Kabar terakhir, kasus ini masih dalam penyidikan. Polisi masih memastikan bahwa pelaku tidak mengalami gangguan jiwa. Misal ya, pelaku mengalami gangguan jiwa. Tapi kan dia sedang menempuh pendidikan dokter spesialis di salah satu perguruan tinggi di Semarang. Masak iya, dia gila, atau jangan-jangan gila karena kuliah? Bisa jadi juga.
Yang jelas, kelakuan seperti ini tidak bisa dibiarkan. Bentuk kekerasan seksual yang non verbal saja tidak boleh disepelekan, apalagi ini. Jangan biarkan semakin banyak korban yang jatuh. Apalagi jika menengok dampak psikis yang ditimbulkan, hal ini bisa memicu sakit fisik pula.
Pesan untuk jaksa dan kepolisian. Jangan cuma fokus kasus hukum pelaku. Perhatikan juga aspek psikis korban. Ia pun membutuhkan pendampingan.
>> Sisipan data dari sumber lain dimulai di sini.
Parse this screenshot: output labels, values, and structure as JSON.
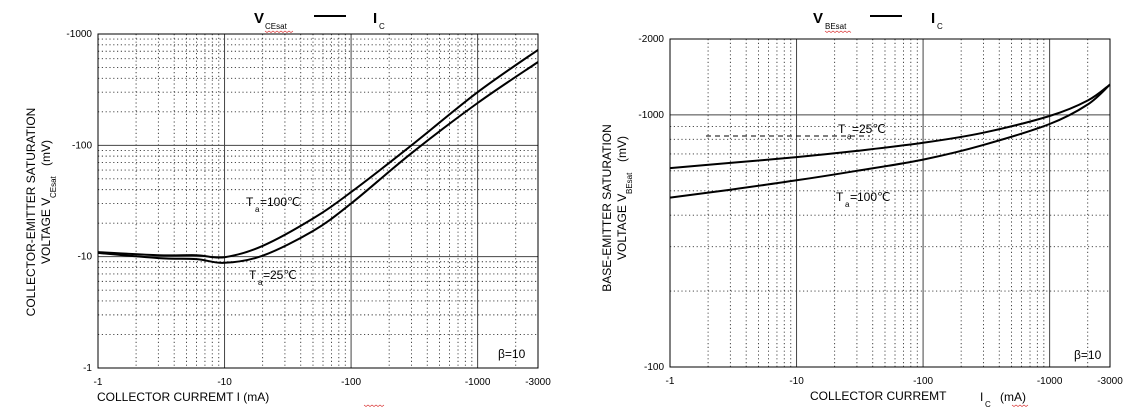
{
  "chart_data": [
    {
      "type": "line",
      "title": {
        "main": "V",
        "main_sub": "CEsat",
        "sep": "—",
        "vs": "I",
        "vs_sub": "C"
      },
      "ylabel": {
        "line1": "COLLECTOR-EMITTER SATURATION",
        "line2": "VOLTAGE   V",
        "sub": "CEsat",
        "unit": "(mV)"
      },
      "xlabel": {
        "text": "COLLECTOR CURREMT I (mA)"
      },
      "x_scale": "log",
      "y_scale": "log",
      "xlim": [
        -1,
        -3000
      ],
      "ylim": [
        -1,
        -1000
      ],
      "x_ticks": [
        "-1",
        "-10",
        "-100",
        "-1000",
        "-3000"
      ],
      "y_ticks": [
        "-1000",
        "-100",
        "-10",
        "-1"
      ],
      "grid": true,
      "note": "β=10",
      "series": [
        {
          "name": "Ta=100℃",
          "label": {
            "T": "T",
            "a": "a",
            "rest": "=100℃"
          },
          "x": [
            -1,
            -3,
            -6,
            -10,
            -20,
            -50,
            -100,
            -300,
            -1000,
            -3000
          ],
          "y": [
            -11,
            -10.3,
            -10.3,
            -9.9,
            -12.5,
            -22,
            -38,
            -100,
            -300,
            -720
          ]
        },
        {
          "name": "Ta=25℃",
          "label": {
            "T": "T",
            "a": "a",
            "rest": "=25℃"
          },
          "x": [
            -1,
            -3,
            -6,
            -10,
            -20,
            -50,
            -100,
            -300,
            -1000,
            -3000
          ],
          "y": [
            -10.8,
            -9.7,
            -9.5,
            -8.8,
            -10.2,
            -17,
            -30,
            -85,
            -240,
            -560
          ]
        }
      ]
    },
    {
      "type": "line",
      "title": {
        "main": "V",
        "main_sub": "BEsat",
        "sep": "—",
        "vs": "I",
        "vs_sub": "C"
      },
      "ylabel": {
        "line1": "BASE-EMITTER SATURATION",
        "line2": "VOLTAGE   V",
        "sub": "BEsat",
        "unit": "(mV)"
      },
      "xlabel": {
        "text": "COLLECTOR CURREMT",
        "var": "I",
        "var_sub": "C",
        "unit": "(mA)"
      },
      "x_scale": "log",
      "y_scale": "log",
      "xlim": [
        -1,
        -3000
      ],
      "ylim": [
        -100,
        -2000
      ],
      "x_ticks": [
        "-1",
        "-10",
        "-100",
        "-1000",
        "-3000"
      ],
      "y_ticks": [
        "-2000",
        "-1000",
        "-100"
      ],
      "grid": true,
      "note": "β=10",
      "series": [
        {
          "name": "Ta=25℃",
          "label": {
            "T": "T",
            "a": "a",
            "rest": "=25℃"
          },
          "x": [
            -1,
            -3,
            -10,
            -30,
            -100,
            -300,
            -1000,
            -2000,
            -3000
          ],
          "y": [
            -615,
            -645,
            -680,
            -720,
            -775,
            -850,
            -990,
            -1140,
            -1320
          ]
        },
        {
          "name": "Ta=100℃",
          "label": {
            "T": "T",
            "a": "a",
            "rest": "=100℃"
          },
          "x": [
            -1,
            -3,
            -10,
            -30,
            -100,
            -300,
            -1000,
            -2000,
            -3000
          ],
          "y": [
            -470,
            -505,
            -550,
            -600,
            -665,
            -760,
            -920,
            -1100,
            -1320
          ]
        }
      ]
    }
  ]
}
Jangan sampai, proses penyidikan malah menambah trauma. Bentuk pertanyaan dan perspektif yang dibawa jangan sampai malah menjatuhkan.
Penegak hukum seharusnya memberikan jalan mulus bagi siapa saja yang berani speak up. Dengan begini, akan semakin banyak masyarakat yang melapor. Mengingat, dimungkinkan masih banyak bentuk pelecehan seksual yang belum diketahui.
Meskipun memang mengungkapkan hal seperti itu tidaklah mudah. Trauma kerap membungkam mulut sendiri, dengan harapan akan hilang dengan sendirinya. Namun, nyatanya manusia selalu butuh didengarkan dan diberi ruang meluapkan rasa. Kerap kali, bercerita menjadi jalan ampuh memulihkan kesehatan.